A man makes attempts to hit the target. The probability of hitting the target is $\dfrac{3}{5}$. Then, the probability that A hits the target exactly $2$ times in $5$ attempts is:
(A) $\dfrac{{144}}{{625}}$
(B) $\dfrac{{72}}{{3125}}$
(C) $\dfrac{{216}}{{625}}$
(D) None of these

Answer 1

In the given question, we are provided with the probability with which a man attempts to hit a target and we have to find the probability that he hits exactly two out of five times. So, we will make use of the multiplication rule of probability to find the probability of two events happening one after another. We will first find the number of ways in which two attempts can be chosen out of a total five attempts and then find the required probability.

Complete step-by-step solution:
So, we have the probability of hitting a target as $\dfrac{3}{5}$.
Then, we have to find the probability that the target is hit exactly two times in five attempts. So, this means that the man hits the target successfully two times and fails to hit the target three times.
We know that the sum of probabilities of all the possibilities of an event is one.
So, the probability of not hitting the target $= 1 - \dfrac{3}{5} = \dfrac{2}{5}$
Now, we know that we can choose two out of five attempts in $^5{C_2}$ ways.
Now, we know that the probability of success is $\dfrac{3}{5}$ and probability of failure is $\dfrac{2}{5}$.
Now, we use the binomial probability distribution with parameters n, r, p and q representing the total number of trials, number of successful trials, probability of success and probability of failure respectively.

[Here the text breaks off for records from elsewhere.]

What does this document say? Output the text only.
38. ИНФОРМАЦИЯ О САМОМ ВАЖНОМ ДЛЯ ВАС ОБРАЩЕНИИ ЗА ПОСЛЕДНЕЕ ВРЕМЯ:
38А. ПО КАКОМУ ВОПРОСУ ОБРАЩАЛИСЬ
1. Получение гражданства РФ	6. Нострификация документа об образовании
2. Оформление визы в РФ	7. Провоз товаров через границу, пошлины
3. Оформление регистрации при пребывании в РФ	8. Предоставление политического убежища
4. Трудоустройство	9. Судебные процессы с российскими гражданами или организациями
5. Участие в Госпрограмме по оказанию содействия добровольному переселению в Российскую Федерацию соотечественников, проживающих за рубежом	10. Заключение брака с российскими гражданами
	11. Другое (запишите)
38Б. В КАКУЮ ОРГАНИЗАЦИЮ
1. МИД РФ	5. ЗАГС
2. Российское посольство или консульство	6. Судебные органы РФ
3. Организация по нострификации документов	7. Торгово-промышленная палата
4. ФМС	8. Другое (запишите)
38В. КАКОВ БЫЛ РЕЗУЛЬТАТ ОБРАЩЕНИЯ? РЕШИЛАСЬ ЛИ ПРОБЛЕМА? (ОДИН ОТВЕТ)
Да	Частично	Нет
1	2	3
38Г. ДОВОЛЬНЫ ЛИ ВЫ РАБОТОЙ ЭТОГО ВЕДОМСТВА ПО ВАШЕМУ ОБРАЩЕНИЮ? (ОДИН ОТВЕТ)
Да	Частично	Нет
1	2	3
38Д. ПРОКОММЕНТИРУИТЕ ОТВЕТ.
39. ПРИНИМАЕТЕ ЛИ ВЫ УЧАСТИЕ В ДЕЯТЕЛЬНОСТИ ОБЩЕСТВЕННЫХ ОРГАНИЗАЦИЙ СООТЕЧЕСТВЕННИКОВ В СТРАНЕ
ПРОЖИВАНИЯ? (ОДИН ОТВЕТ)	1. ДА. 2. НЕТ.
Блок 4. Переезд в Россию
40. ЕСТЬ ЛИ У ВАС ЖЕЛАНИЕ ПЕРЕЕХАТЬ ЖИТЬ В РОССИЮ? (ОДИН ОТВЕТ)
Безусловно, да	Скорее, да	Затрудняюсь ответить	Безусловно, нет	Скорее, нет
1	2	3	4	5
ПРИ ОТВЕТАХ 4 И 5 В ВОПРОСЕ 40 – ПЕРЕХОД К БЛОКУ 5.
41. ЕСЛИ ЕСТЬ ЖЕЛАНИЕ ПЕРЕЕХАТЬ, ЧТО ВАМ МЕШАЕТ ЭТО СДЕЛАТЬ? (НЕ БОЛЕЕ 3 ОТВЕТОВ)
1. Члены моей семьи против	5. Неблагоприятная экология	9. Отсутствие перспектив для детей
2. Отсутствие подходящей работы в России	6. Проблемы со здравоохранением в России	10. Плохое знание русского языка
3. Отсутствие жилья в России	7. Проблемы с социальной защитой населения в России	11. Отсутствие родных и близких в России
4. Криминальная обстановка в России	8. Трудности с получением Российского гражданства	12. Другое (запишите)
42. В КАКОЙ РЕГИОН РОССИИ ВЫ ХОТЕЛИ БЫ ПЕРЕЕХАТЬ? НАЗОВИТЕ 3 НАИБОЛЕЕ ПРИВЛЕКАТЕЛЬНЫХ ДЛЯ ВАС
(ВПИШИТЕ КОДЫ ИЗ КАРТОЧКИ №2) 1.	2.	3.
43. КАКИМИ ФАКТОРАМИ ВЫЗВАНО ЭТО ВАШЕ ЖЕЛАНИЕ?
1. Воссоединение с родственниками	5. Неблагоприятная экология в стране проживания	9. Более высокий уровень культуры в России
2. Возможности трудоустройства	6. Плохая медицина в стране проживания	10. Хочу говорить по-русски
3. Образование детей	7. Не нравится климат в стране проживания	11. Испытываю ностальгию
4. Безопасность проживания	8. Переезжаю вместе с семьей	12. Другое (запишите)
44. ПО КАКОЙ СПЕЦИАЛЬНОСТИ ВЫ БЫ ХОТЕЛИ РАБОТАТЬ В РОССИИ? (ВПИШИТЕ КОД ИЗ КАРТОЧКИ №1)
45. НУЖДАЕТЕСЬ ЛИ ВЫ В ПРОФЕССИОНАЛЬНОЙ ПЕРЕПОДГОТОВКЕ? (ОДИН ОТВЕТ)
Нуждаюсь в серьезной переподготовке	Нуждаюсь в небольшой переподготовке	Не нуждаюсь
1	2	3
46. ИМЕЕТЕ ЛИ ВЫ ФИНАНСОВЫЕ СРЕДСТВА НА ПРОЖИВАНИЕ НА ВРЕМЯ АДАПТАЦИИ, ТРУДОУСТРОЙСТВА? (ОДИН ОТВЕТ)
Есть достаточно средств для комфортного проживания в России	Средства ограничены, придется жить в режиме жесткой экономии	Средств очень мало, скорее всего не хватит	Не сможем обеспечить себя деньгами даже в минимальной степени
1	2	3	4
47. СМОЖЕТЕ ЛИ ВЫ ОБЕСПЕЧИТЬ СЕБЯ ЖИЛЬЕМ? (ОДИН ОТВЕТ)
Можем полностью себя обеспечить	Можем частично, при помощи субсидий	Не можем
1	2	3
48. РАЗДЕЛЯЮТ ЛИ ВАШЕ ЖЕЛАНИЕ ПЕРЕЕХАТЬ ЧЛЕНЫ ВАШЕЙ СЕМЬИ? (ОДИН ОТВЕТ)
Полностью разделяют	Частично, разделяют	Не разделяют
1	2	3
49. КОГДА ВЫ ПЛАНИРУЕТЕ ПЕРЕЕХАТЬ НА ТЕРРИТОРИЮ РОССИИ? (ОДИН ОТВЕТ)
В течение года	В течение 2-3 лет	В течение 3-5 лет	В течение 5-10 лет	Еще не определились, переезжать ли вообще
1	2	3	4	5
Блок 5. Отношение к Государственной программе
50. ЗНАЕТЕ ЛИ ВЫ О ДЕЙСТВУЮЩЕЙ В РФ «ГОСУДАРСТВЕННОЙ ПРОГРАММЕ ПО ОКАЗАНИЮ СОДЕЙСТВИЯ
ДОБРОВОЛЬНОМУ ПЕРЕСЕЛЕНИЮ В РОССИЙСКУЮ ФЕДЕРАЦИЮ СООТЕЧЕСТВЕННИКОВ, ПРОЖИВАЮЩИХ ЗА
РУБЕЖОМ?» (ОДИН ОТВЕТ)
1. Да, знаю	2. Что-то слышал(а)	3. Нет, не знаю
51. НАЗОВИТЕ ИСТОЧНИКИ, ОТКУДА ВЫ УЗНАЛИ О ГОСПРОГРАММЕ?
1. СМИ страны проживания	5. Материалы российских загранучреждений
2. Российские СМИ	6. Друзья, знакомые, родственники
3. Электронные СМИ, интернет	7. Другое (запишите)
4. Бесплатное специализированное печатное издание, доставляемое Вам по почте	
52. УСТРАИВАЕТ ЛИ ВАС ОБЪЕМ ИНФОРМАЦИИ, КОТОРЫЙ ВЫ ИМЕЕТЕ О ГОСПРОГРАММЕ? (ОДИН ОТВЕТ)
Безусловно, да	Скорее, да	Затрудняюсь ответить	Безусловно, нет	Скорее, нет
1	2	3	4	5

The formula for binomial probability distribution is $^n{C_r}{p^r}{q^{\left( {n - r} \right)}}$.
So, we get the required probability of hitting the target exactly $2$ times in $5$ attempts as $\left( {^5{C_2}} \right) \times {\left( {\dfrac{3}{5}} \right)^2} \times {\left( {\dfrac{2}{5}} \right)^3}$ .
So, we get, required probability $= \left( {^5{C_2}} \right) \times {\left( {\dfrac{3}{5}} \right)^2} \times {\left( {\dfrac{2}{5}} \right)^3}$
We know the combination formula $^n{C_r} = \dfrac{{n!}}{{r!\left( {n - r} \right)!}}$. So, we get,
$= \left( {\dfrac{{5!}}{{2! \times 3!}}} \right) \times \left( {\dfrac{9}{{25}}} \right) \times \left( {\dfrac{8}{{125}}} \right)$
We know values of the factorials of $5$, $2$ and $3$.
$= \left( {\dfrac{{120}}{{2 \times 6}}} \right) \times \left( {\dfrac{9}{{25}}} \right) \times \left( {\dfrac{8}{{125}}} \right)$
Cancelling the common factors in numerator and denominator, we get,
$= 2 \times \left( {\dfrac{9}{5}} \right) \times \left( {\dfrac{8}{{125}}} \right)$
Simplifying the calculations,
$= \dfrac{{144}}{{625}}$
Hence, the probability that A hits the target exactly $2$ times in $5$ attempts is $\dfrac{{144}}{{625}}$.
Therefore, option (A) is the correct answer.

Note: We must know the multiplication rule of probability for finding probability of the events happening one after another. One should know the applications of simplification rules to simplify the calculations. We should remember the combination formula $^n{C_r} = \dfrac{{n!}}{{r!\left( {n - r} \right)!}}$ to evaluate the number of ways of choosing two out of five attempts.